Clearly, those students who had begun their Chinese-language learning in kindergartens had better proficiency overall. Almost without exception, all participants reported a drop in their levels of Chinese learning once they entered secondary school and were streamed into the international curriculum.

The only two participants who had taken the DSE exam struggled to cope, not just with the subject but also with balancing the workload of the remaining subjects. While one student was relatively successful, the other ended up with lower grades than required for a place at her university of choice for the law degree she wished to pursue.

Clearly, something is wrong. The available options are not delivering the desired outcomes. We need to review the system to truly understand where the fault lines are. This requires honesty, intention and an open mind.

The education system needs to embrace the theme of “All Races As One” as it looks at the issue of Chinese-language learning by non-Chinese students. It is necessary to acknowledge the difference in how a second- or third-language learner picks up Chinese, compared with native speaker. There is no home environment, no cultural context and no early exposure to the language for a non-Chinese speaker. There is a minimum three-year delay in the starting point.
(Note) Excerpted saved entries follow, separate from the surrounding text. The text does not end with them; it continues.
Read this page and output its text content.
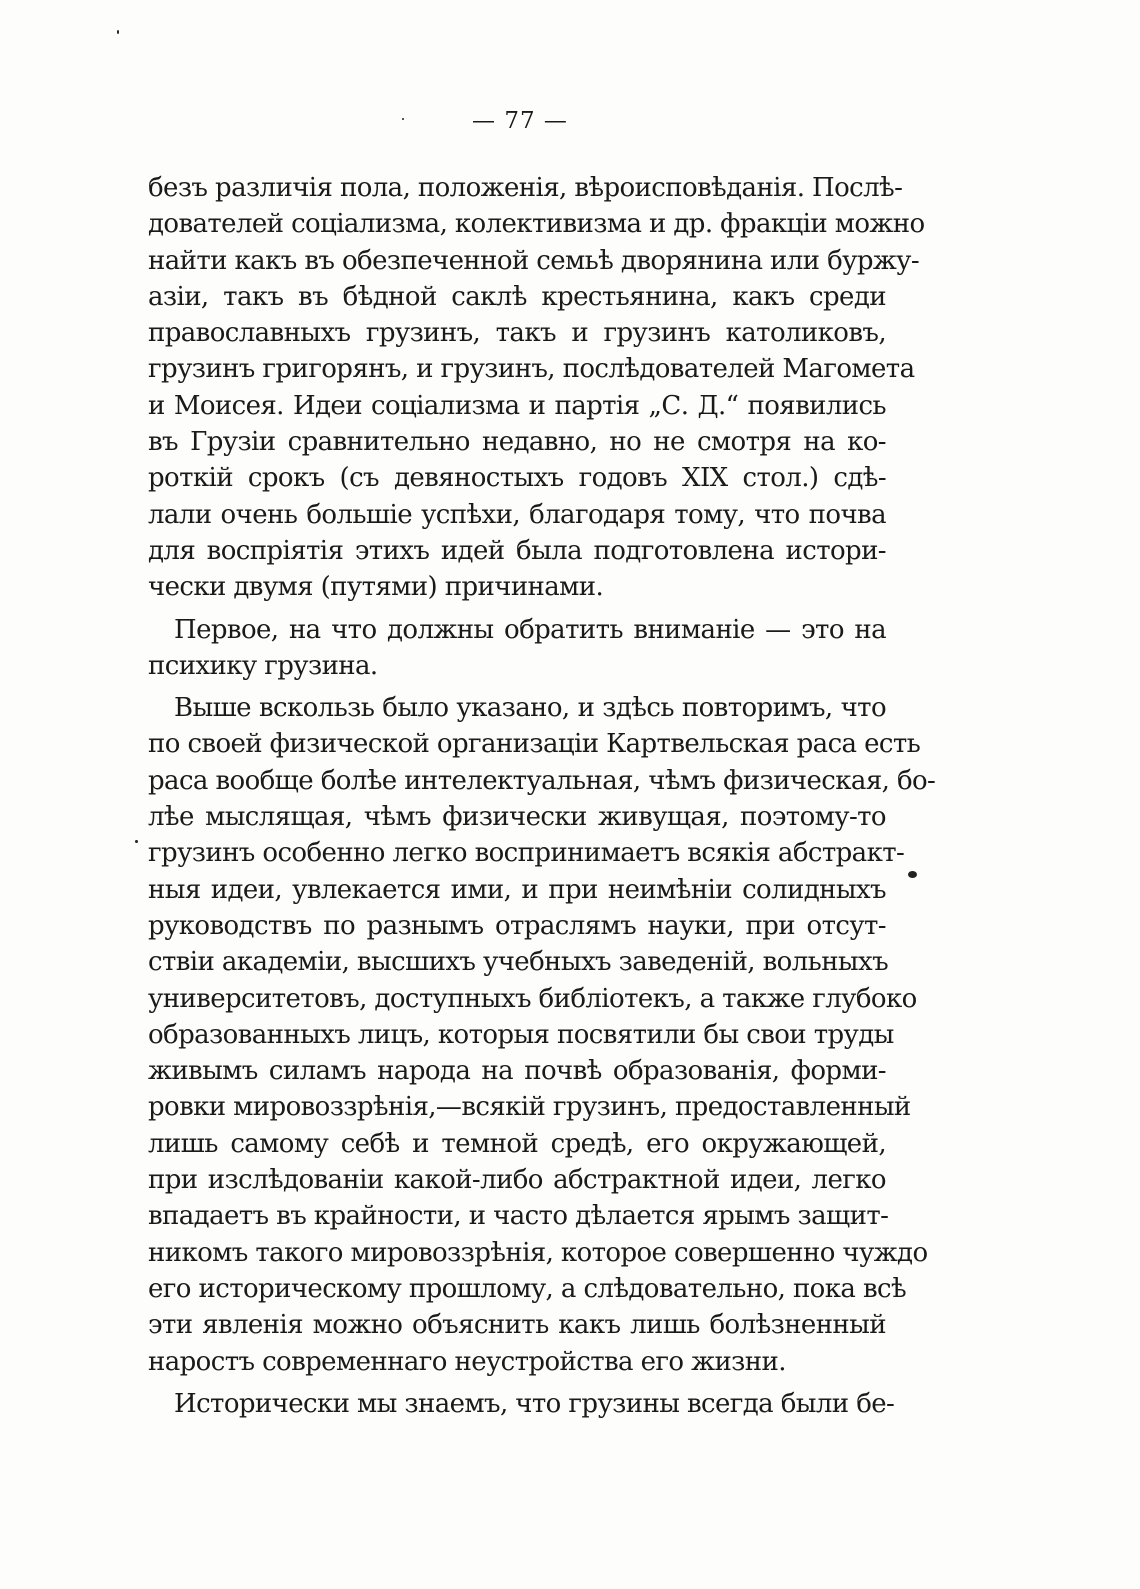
— 77 —
безъ различія пола, положенія, вѣроисповѣданія. Послѣ-
дователей соціализма, колективизма и др. фракціи можно
найти какъ въ обезпеченной семьѣ дворянина или буржу-
азіи, такъ въ бѣдной саклѣ крестьянина, какъ среди
православныхъ грузинъ, такъ и грузинъ католиковъ,
грузинъ григорянъ, и грузинъ, послѣдователей Магомета
и Моисея. Идеи соціализма и партія „С. Д.“ появились
въ Грузіи сравнительно недавно, но не смотря на ко-
роткій срокъ (съ девяностыхъ годовъ XIX стол.) сдѣ-
лали очень большіе успѣхи, благодаря тому, что почва
для воспріятія этихъ идей была подготовлена истори-
чески двумя (путями) причинами.
Первое, на что должны обратить вниманіе — это на
психику грузина.
Выше вскользь было указано, и здѣсь повторимъ, что
по своей физической организаціи Картвельская раса есть
раса вообще болѣе интелектуальная, чѣмъ физическая, бо-
лѣе мыслящая, чѣмъ физически живущая, поэтому-то
грузинъ особенно легко воспринимаетъ всякія абстракт-
ныя идеи, увлекается ими, и при неимѣніи солидныхъ
руководствъ по разнымъ отраслямъ науки, при отсут-
ствіи академіи, высшихъ учебныхъ заведеній, вольныхъ
университетовъ, доступныхъ библіотекъ, а также глубоко
образованныхъ лицъ, которыя посвятили бы свои труды
живымъ силамъ народа на почвѣ образованія, форми-
ровки мировоззрѣнія,—всякій грузинъ, предоставленный
лишь самому себѣ и темной средѣ, его окружающей,
при изслѣдованіи какой-либо абстрактной идеи, легко
впадаетъ въ крайности, и часто дѣлается ярымъ защит-
никомъ такого мировоззрѣнія, которое совершенно чуждо
его историческому прошлому, а слѣдовательно, пока всѣ
эти явленія можно объяснить какъ лишь болѣзненный
наростъ современнаго неустройства его жизни.
Исторически мы знаемъ, что грузины всегда были бе-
When asked what would motivate them to continue learning Chinese at university alongside their major, the focus group participants made some sound suggestions. They asked for the language course to be non-credit, practical as against academic, and tied to their major or likely career. The undergraduates realise the disadvantage they face as they prepare to enter the job market, but feel hamstrung by their lost opportunities in primary and secondary school.

As Hong Kong emerges from the haze of the pandemic and starts to reinvent itself, I hope there is more energy and intention in doing away with the old and bringing in the new, where required. The education system for non-Chinese students could certainly do with fresh impetus.

“All Races As One” should not be a time-limited slogan but one that Hong Kong truly comes to embody in spirit and form.